Increased N-glycosylation efficiency by generation of an aromatic sequon on N135 of antithrombin

Abstract

The inefficient glycosylation of consensus sequence on N135 in antithrombin explains the two glycoforms of this key anticoagulant serpin found in plasma: α and β, with four and three N-glycans, respectively. The lack of this N-glycan increases the heparin affinity of the β-glycoform. Recent studies have demonstrated that an aromatic sequon (Phe-Y-Asn-X-Thr) in reverse β-turns enhances N-glycosylation efficiency and stability of different proteins. We evaluated the effect of the aromatic sequon in this defective glycosylation site of antithrombin, despite of being located in a loop between the helix D and the strand 2A. We analyzed the biochemical and functional features of variants generated in a recombinant cell system (HEK-EBNA). Cells transfected with wild-type plasmid (K133-Y-N135-X-S137) generated 50% of α and β-antithrombin. The S137T, as previously reported, K133F, and the double mutant (K133F/S137T) had improved glycosylation efficiency, leading to the secretion of α-antithrombin, as shown by electrophoretic and mass analysis. The presence of the aromatic sequon did not significantly affect the stability of this conformationally sensitive serpin, as revealed by thermal denaturation assay. Moreover, the aromatic sequon hindered the activation induced by heparin, in which is involved the helix D. Accordingly, K133F and particularly K133F/S137T mutants had a reduced anticoagulant activity. Our data support that aromatic sequons in a different structural context from reverse turns might also improve the efficiency of N-glycosylation.

Figure 1. Expression of antithrombin variants.

SDS-PAGE under reducing conditions and western blot of recombinant antithrombin variants from intracellular lysates or conditioned medium of HEK-EBNA cells 24 h after transfection. As loading control in cellular lysates we showed the expression of β-actin. As control of electrophoretic mobility we used a mixture of α and β-antithrombin purified from plasma of healthy subjects.

Figure 2. MALDI-TOF mass spectra of purified antithrombin variants.

Figure 3. Function of antithrombin variants.

Anti-FXa activity of antithrombin proteins secreted to the conditioned medium in presence of heparin. Results are expressed as a percentage of the activity of the S137T variant. Each bar represents the mean ± standard deviation (SD) of two independent experiments performed in duplicate. The differences between mutants were tested by paired t-test (p-value).
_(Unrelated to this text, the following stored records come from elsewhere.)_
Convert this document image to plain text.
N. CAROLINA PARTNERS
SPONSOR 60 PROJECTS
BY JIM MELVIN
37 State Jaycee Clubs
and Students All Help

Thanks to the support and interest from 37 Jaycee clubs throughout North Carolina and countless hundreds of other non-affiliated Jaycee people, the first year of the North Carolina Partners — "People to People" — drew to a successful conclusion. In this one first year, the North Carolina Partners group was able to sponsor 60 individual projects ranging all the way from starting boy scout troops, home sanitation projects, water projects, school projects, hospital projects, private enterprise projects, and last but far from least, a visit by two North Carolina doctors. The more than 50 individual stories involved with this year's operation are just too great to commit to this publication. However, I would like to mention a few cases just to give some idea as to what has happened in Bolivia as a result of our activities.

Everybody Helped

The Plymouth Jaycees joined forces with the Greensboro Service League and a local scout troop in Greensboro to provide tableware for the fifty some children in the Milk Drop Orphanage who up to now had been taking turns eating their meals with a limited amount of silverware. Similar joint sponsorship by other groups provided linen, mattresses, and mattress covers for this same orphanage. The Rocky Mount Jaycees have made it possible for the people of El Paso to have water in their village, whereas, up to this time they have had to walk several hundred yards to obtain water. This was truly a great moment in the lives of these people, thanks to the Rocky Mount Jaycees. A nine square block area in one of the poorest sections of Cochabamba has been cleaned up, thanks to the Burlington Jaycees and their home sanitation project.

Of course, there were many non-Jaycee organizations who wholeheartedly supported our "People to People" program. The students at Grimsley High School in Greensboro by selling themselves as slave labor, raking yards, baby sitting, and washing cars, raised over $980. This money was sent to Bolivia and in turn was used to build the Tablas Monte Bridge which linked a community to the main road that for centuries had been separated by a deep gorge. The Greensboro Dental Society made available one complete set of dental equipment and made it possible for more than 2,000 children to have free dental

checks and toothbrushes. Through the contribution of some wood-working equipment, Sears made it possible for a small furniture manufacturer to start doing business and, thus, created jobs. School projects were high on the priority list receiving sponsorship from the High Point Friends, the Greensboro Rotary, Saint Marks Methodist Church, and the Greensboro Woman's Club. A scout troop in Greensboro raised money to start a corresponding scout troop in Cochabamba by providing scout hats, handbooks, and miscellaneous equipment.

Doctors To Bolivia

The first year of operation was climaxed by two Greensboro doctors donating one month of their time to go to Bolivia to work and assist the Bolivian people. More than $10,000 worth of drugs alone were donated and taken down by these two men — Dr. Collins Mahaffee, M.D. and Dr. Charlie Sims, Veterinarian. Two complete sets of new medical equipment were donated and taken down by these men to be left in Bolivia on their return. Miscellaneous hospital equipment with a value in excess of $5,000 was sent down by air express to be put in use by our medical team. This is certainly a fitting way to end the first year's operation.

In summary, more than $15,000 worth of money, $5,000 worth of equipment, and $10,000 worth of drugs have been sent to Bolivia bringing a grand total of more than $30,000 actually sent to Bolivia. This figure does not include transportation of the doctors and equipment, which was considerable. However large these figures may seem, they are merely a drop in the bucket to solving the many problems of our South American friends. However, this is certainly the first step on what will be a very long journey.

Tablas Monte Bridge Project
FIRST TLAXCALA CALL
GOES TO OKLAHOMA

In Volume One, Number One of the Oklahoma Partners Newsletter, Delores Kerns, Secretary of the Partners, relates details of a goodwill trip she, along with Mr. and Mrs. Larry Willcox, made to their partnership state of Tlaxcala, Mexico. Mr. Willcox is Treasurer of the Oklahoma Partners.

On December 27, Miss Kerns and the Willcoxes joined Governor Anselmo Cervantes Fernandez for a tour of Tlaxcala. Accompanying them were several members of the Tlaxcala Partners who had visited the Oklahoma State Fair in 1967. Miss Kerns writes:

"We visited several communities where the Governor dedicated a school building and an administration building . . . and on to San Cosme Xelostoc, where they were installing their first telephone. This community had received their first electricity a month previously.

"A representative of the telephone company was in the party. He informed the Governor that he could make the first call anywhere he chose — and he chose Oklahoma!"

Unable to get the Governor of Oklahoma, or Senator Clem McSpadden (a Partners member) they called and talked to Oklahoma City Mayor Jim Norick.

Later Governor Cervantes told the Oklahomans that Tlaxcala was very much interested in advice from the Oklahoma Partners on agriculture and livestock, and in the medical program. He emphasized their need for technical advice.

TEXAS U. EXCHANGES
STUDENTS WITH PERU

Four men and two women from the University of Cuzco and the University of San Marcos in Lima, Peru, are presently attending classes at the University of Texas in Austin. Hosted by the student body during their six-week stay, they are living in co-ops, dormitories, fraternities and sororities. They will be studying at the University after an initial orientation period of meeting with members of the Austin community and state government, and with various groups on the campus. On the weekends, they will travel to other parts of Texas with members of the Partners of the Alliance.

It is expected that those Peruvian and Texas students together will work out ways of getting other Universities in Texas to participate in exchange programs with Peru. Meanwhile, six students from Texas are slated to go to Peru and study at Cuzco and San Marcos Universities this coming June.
The “*” indicated differences statistically significant with p<0.05.

Figure 4. Scheme of binding of antithrombin and heparin.

Initial rapid equilibrium, K₁, between antithrombin, AT, and pentasaccharide, H, leads to complex, AT.H, followed by rapid conformational change via k₂ to a high heparin affinity, highly fluorescence complex, AT*.H.

Figure 5. Ribbon diagram of antithrombin.

A) Structural representation of the localization of N135 (red spheres) in native antithrombin (PDB code 1T1FA). Strand 2A and helix D are displayed in cyan. B) Stick representation of the WT glycosylation consensus sequence (K133/S137 or (i) and (i+4) position) on native and activated antithrombin (AT) (PDB code 1T1F and 2GD4, respectively). All structures were rendered in Pymol (www.pymol.org).